An incredible view of the Tuckaseegee River rushing through his front yard wasn’t quite spectacular enough for Barry Kennon. So, the champion kayaker cleared a beach and built an improvised tiki bar on the riverbank. Here, down a winding, rutted forest road just west of Sylva, the Louisiana native has carved out a little piece of heaven for himself.
Despite the homestead’s remote locale, you’d be hard-pressed to find a person in this close-knit, Jackson County community who hasn’t paddled the Tuck, or shared a cocktail with friends at the bar during the host’s annual summer bash.
Tonight, mai tais adorned with mini umbrellas aren’t on the bar list, but plenty of local brews and regional wines will flow. Kennon’s friend and former bandmate, Karl Engelmann, executive chef of Thirteen Moons restaurant at Nantahala Village, is preparing a rustic mountain-style meal with almost all the ingredients and dishes coming from local growers, bakers, dairy farms, and fisheries.
As noon strikes, a handful of Kennon’s friends are concentrating on stringing lights and lanterns around the bar and chopping wood to feed the campfire that will burn late into the night.
It took him six years to piece together this rustic hangout with driftwood from the beach, also his kayak takeout. Tucked in the nooks and crannies are wayward flip-flops of various colors and sizes, container lids, plastic bottles, bits of green and blue glass, and other river finds. “It was inspired by a place in Costa Rica where my kayaking team used to train,” Kennon explains. “There’s just a cool vibe to a tiki bar.”
It’s a fitting clubhouse for Kennon since he spends most of his time on or near the water. In 2001, he won the World Kayaking Championships in slalom and freestyle. These days, he runs a business, Tuckshot, photographing rafters as they shoot through the rapid in his front yard and bartends at Papous Wine Shop in Sylva.
As more decorations go up, including tiki totems and palm leaves, Dieter Kuhn, Sylva’s resident brewmeister and owner of Heinzelmännchen Brewery, takes the B.Y.O.B. standard to a master’s level and taps a keg of his seasonal Hoppy Gnome. The set-up crew continues their work with golden pints in hand.
“If you only eat your own food and drink your own beer, you’re selling yourself short,” says Kuhn. “We have so many great venues in this little area—people really come together and like to share what they have to offer.”
In the kitchen, Engelmann is crisping slices of fresh ciabatta bread and sesame-covered filone from Annie’s Naturally Bakery in the oven, which will be served with a panoply of cheeses.

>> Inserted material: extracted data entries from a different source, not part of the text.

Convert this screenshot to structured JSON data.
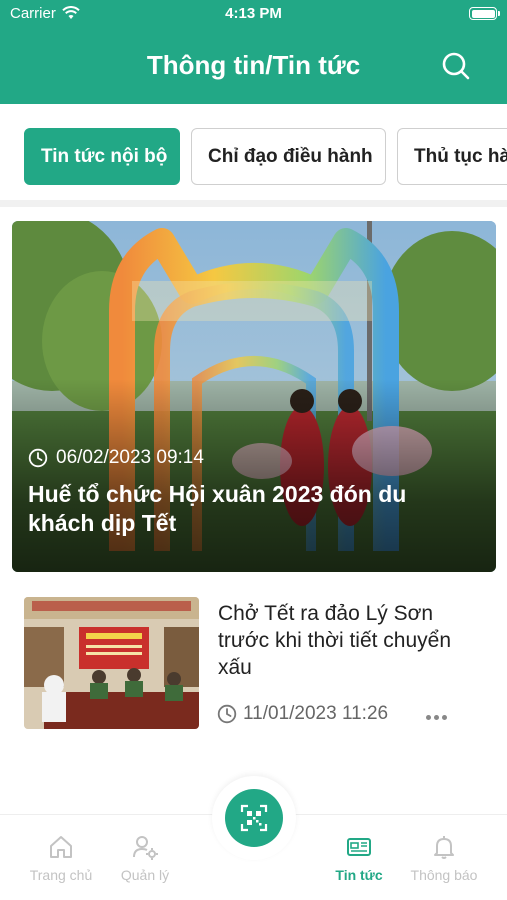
{
  "status_bar": {
    "carrier": "Carrier",
    "time": "4:13 PM"
  },
  "header": {
    "title": "Thông tin/Tin tức",
    "search_icon": "search-icon"
  },
  "tabs": [
    {
      "label": "Tin tức nội bộ",
      "active": true
    },
    {
      "label": "Chỉ đạo điều hành",
      "active": false
    },
    {
      "label": "Thủ tục hà",
      "active": false
    }
  ],
  "featured": {
    "datetime": "06/02/2023 09:14",
    "title": "Huế tổ chức Hội xuân 2023 đón du khách dịp Tết"
  },
  "news_items": [
    {
      "title": "Chở Tết ra đảo Lý Sơn trước khi thời tiết chuyển xấu",
      "datetime": "11/01/2023 11:26",
      "more_icon": "more-horizontal-icon"
    }
  ],
  "bottom_nav": {
    "items": [
      {
        "label": "Trang chủ",
        "icon": "home-icon",
        "active": false
      },
      {
        "label": "Quản lý",
        "icon": "manage-user-icon",
        "active": false
      },
      {
        "label": "Tin tức",
        "icon": "news-icon",
        "active": true
      },
      {
        "label": "Thông báo",
        "icon": "bell-icon",
        "active": false
      }
    ],
    "center_action_icon": "qr-scan-icon"
  },
  "colors": {
    "primary": "#22a886",
    "inactive": "#c3c3c3",
    "text": "#222222",
    "muted": "#666666"
  }
}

For the early guests, he sends out a platter of thick triangles of farmstead cheeses from Yellow Branch Pottery & Cheese, globes of Dark Cove goat cheese covered in chopped chives, and crudités.

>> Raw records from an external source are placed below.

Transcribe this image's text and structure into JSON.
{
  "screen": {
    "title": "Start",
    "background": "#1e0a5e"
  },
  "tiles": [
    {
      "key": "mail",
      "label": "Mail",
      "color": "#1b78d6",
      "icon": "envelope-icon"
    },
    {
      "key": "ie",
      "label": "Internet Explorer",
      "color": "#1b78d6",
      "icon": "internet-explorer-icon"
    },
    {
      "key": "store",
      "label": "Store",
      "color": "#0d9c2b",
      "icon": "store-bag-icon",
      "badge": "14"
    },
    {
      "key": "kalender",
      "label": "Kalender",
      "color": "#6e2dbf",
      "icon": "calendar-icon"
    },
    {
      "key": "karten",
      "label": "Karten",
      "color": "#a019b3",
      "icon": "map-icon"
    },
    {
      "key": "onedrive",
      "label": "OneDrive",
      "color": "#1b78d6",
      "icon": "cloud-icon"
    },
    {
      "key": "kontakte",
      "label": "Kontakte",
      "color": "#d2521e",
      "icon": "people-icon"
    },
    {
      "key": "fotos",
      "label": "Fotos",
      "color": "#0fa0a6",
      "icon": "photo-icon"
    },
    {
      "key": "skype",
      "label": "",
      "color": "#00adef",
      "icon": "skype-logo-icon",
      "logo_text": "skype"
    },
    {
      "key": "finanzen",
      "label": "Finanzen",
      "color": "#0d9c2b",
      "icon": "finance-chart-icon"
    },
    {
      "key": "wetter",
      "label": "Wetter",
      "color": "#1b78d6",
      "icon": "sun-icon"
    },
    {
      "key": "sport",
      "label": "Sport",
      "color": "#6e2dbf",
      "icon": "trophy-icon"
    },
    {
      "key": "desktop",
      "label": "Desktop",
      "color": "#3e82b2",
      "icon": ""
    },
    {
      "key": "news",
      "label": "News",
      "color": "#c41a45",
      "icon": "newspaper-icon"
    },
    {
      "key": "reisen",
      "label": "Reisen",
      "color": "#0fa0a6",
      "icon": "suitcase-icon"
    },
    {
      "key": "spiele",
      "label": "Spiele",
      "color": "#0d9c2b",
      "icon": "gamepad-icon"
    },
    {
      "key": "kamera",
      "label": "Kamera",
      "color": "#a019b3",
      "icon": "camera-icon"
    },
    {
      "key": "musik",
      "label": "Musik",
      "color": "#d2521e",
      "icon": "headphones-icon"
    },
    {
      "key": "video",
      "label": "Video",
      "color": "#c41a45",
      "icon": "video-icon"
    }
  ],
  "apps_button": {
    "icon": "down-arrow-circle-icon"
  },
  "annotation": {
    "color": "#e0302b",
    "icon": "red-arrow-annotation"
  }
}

Moving on to the trout, he blends pork sausage from Nantahala Meats and Poultry in Franklin, chopped croutons, garlic, and herbs, and spoons the mixture into the whole trout before wrapping each with bright green banana leaves and tying them with string. “This will literally steam the fish, keep the moisture in, and enhance the flavors,” Engelmann says. He has another trick in mind, too. Shells from the boiled peanuts he’s serving with the Cobb salad will go into the grill flames to add a nutty flavor.
When Kennon returns from a quick kayak run upstream with friend, Justin Whinery, guests are already building their own salads. The ingredients are creatively presented on a large flat stone and glasses of a refreshing riesling by Shelton Vineyard in Yadkin Valley. The host helps his friend Robert Henderson build a makeshift grill in the fire pit, where they roast the corn in the husks and cook the trout.
It’s not long before the guests gathered around the picnic table get to unfurl the banana leaves and taste the juicy fish. The side dish of fluffy potato cakes seasoned with chipotle and ancho peppers packs a spicy bite and the corn is a toasty campfire classic.
As serving platters are cleared from the table and bar, the DJ starts the music. The crunch of gravel under tires signals the arrival of more friends, some carrying six-packs under their arms, others with bottles of wine and liquor.
Kennon is right, there is a good vibe here. As he wanders from torch to torch setting each aflame, music fills the valley and a cool wind whips in off the water. Yet for those who have dined—now finishing with creamy, orange-scented, chocolate-chip cannoli and a Caboose Cellars Blueberry dessert wine—it’s time to get back to socializing with the new bunch that has arrived at this paddler’s paradise.